The National Oceanic and Atmospheric Administration has released their year-end report on the planet’s average temperatures, and 2015 has proven to the warmest year since record keeping began in 1880 — by a wide margin. The year also left a trail of multiple broken temperature records in it’s wake, for both yearly and monthly records over land, sea, and combined averages.

2015’s global average temperature was a full 1.62ºF (0.90ºC) above the 20th century average, and it beat 2014’s record temperature by 0.29ºF (0.16ºC). This margin is also a record, in-of-itself, being the widest observed margin on record.

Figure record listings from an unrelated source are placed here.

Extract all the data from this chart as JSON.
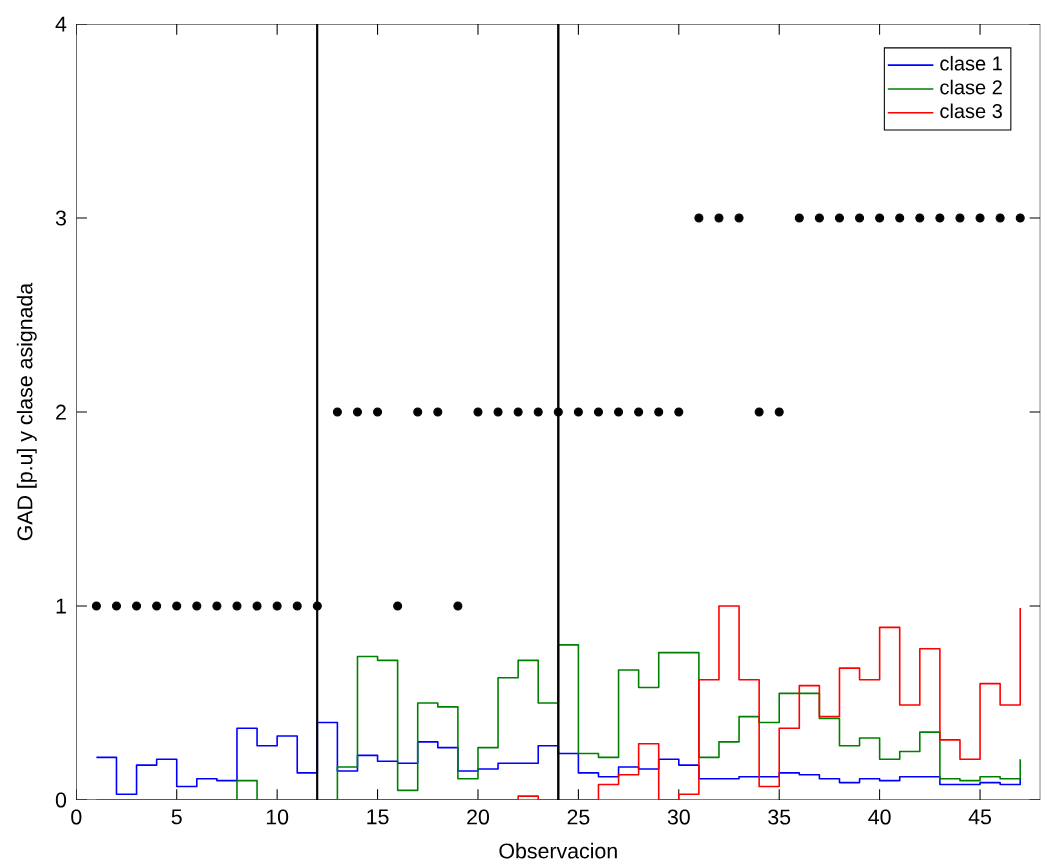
{
  "chart_data": {
    "type": "step",
    "xlabel": "Observacion",
    "ylabel": "GAD [p.u] y clase asignada",
    "xlim": [
      0,
      48
    ],
    "ylim": [
      0,
      4
    ],
    "xticks": [
      0,
      5,
      10,
      15,
      20,
      25,
      30,
      35,
      40,
      45
    ],
    "yticks": [
      0,
      1,
      2,
      3,
      4
    ],
    "grid": false,
    "legend": "top right",
    "x": [
      1,
      2,
      3,
      4,
      5,
      6,
      7,
      8,
      9,
      10,
      11,
      12,
      13,
      14,
      15,
      16,
      17,
      18,
      19,
      20,
      21,
      22,
      23,
      24,
      25,
      26,
      27,
      28,
      29,
      30,
      31,
      32,
      33,
      34,
      35,
      36,
      37,
      38,
      39,
      40,
      41,
      42,
      43,
      44,
      45,
      46,
      47
    ],
    "series": [
      {
        "name": "clase 1",
        "color": "#0000ff",
        "values": [
          0.22,
          0.03,
          0.18,
          0.21,
          0.07,
          0.11,
          0.1,
          0.37,
          0.28,
          0.33,
          0.14,
          0.4,
          0.15,
          0.23,
          0.2,
          0.19,
          0.3,
          0.27,
          0.15,
          0.16,
          0.19,
          0.19,
          0.28,
          0.24,
          0.14,
          0.12,
          0.17,
          0.16,
          0.21,
          0.18,
          0.11,
          0.11,
          0.12,
          0.12,
          0.14,
          0.13,
          0.11,
          0.09,
          0.11,
          0.1,
          0.12,
          0.12,
          0.08,
          0.08,
          0.09,
          0.08,
          0.11
        ]
      },
      {
        "name": "clase 2",
        "color": "#008000",
        "values": [
          0,
          0,
          0,
          0,
          0,
          0,
          0,
          0.1,
          0,
          null,
          null,
          0,
          0.17,
          0.74,
          0.72,
          0.05,
          0.5,
          0.48,
          0.11,
          0.27,
          0.63,
          0.72,
          0.5,
          0.8,
          0.24,
          0.22,
          0.67,
          0.58,
          0.76,
          0.76,
          0.22,
          0.3,
          0.43,
          0.4,
          0.55,
          0.55,
          0.42,
          0.28,
          0.32,
          0.21,
          0.25,
          0.35,
          0.11,
          0.1,
          0.12,
          0.11,
          0.21
        ]
      },
      {
        "name": "clase 3",
        "color": "#ff0000",
        "values": [
          null,
          null,
          null,
          null,
          null,
          null,
          null,
          0,
          0,
          0,
          0,
          0,
          0,
          0,
          0,
          0,
          0,
          0,
          0,
          0,
          0,
          0.02,
          0,
          0,
          0,
          0.08,
          0.13,
          0.29,
          0,
          0.03,
          0.62,
          1.0,
          0.62,
          0.07,
          0.37,
          0.59,
          0.43,
          0.68,
          0.62,
          0.89,
          0.49,
          0.78,
          0.31,
          0.21,
          0.6,
          0.49,
          0.99
        ]
      },
      {
        "type": "scatter",
        "marker": "circle",
        "color": "#000000",
        "values": [
          1,
          1,
          1,
          1,
          1,
          1,
          1,
          1,
          1,
          1,
          1,
          1,
          2,
          2,
          2,
          1,
          2,
          2,
          1,
          2,
          2,
          2,
          2,
          2,
          2,
          2,
          2,
          2,
          2,
          2,
          3,
          3,
          3,
          2,
          2,
          3,
          3,
          3,
          3,
          3,
          3,
          3,
          3,
          3,
          3,
          3,
          3
        ]
      }
    ],
    "ref_lines": [
      {
        "axis": "x",
        "value": 12,
        "color": "#000000"
      },
      {
        "axis": "x",
        "value": 24,
        "color": "#000000"
      }
    ]
  }
}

Over the course of the year, ten of 2015’s months also broke all-time high records for their respective months, with December breaking a record as having the highest above-average temperature since records were first kept in 1880, at a full 2.00ºF (1.11ºC) above the 20th century average. Over the year, global average sea surface temperatures also broke a record, at 1.33ºF (0.74ºC) above the 20th century average, with (yet another) record-breaking margin of 0.20ºF over 2014’s record.

Conversely, the lower stratosphere saw either the 13th or 14th lowest average temperature on record, depending on the source: since heat is being trapped nearer to the planet’s surface via the greenhouse effect, this means that there is less heat making it back into the upper atmosphere, causing the upper layers to cool.